Yol verin ağalar, yol verin beyler
Yol verin geçeyim
Nazlı da yarden ayrı düştüm
Zehir mi içeyim
Benden size vasiyetler olsun
Macır olmayın
Macır olsaz da (olsanız da)
Yârsız kalmayın

Göçmenlik motifi başlı başına araştırılması gereken konulardan biridir.

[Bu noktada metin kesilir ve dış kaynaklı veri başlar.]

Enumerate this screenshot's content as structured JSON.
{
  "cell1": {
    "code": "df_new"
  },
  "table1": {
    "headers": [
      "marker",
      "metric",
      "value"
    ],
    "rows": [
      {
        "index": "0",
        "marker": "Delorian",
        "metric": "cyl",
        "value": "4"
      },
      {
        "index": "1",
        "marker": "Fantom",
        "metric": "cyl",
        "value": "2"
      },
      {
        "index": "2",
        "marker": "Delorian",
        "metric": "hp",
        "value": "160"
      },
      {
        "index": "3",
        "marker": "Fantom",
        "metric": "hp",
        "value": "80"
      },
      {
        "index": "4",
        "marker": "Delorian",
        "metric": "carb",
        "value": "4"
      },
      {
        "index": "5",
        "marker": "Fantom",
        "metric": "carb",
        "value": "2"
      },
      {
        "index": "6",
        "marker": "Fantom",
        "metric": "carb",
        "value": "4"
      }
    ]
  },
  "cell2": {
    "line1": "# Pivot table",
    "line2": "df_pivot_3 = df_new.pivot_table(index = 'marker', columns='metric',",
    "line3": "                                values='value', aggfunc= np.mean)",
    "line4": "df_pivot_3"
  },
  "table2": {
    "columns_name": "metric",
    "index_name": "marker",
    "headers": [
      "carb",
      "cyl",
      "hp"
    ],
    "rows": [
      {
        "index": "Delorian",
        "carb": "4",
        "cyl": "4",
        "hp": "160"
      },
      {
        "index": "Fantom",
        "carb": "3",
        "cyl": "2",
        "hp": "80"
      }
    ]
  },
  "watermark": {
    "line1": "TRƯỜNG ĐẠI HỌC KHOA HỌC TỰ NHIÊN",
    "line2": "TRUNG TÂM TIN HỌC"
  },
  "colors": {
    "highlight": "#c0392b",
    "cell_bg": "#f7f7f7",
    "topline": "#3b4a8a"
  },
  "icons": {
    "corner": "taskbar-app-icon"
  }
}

Bulgaristan Türk halk şiirine özgü başka bir motif de trudovaklık motifidir. 1877-1878 Türk-Rus Savaşından sonra bir azınlık durumunda bırakılan Bulgaristan Türkleri oğullarını Bulgar ordusunda birer emek eri, inşaat işçisi olarak görmektedir. Bu gerçek, folklor eserlerinde de yepyeni bir motif olarak gelişmiş ve Bulgaristan Türklerinin halk edebiyatının karakteristik özelliklerinden birini oluşturmuştur:

Benim yârim nerede
Karlova’da derede
Kazma kürek elinde
Podiserin (üstçavuşun) önünde

Osmanlı zamanında ortaya çıkan haydutluk, çetecilik ve komitacılık harekâtı Bulgaristan ve öteki Balkan Türkleri folklorunda yankısını bulmuş, yeni tarihî koşullarda da yeni adlar ve yeni biçimleriyle Türklere yönelik eylemler devam etmiştir. Belirli devirlerde Balkanlar’a özgü bu olaylar türlü varyantlarıyla efsane, menkıbe, ağıt gibi eserlerde ifadesini bulmuştur:

Sülman senin kaşın gözün yay mıdır
Teneşirden akan sular kan mıdır
Sülman gibi şu Kırçma’da var mıdır
Kıymayın canıma, ben dünyama doymadım
Eller gibi ben ecelimden ölmedim.

Yakın geçmişte Bulgaristan Türkü korkunç olaylar yaşadı:Bulgarlaştırma süreci, bunu takiben de Türkiye’ye zorunlu göç olayları sözlü edebiyatta da izler bıraktı:

1. Gide gide yoruldum
Sular gibi duruldum
Üzülme aneciğim
Türkçem (veya:dilim) için vuruldum
2. Rodoplar’dan Belene
Uzak mıdır yakın mı
Allah’ım ne bu gördüğüm
Cehenneme akın mı
3. Arda’dan Tuna’ya teller germeli
Nasıl nice Belene’ye varmalı
Arslan Memed’im yatağa düşmüş
Hal-hatırını varıp sormalı

Bu tür eserler henüz gerçek anlamda bir sanat eseri olgunluğundan uzak ve şimdilik sadece belirli bölgelerde yayılmış olsalar da, bunlar birer folklor ürünü olarak ele alınmalıdır, çünkü folklor eserlerinin özelliklerine sahip eserlerdir.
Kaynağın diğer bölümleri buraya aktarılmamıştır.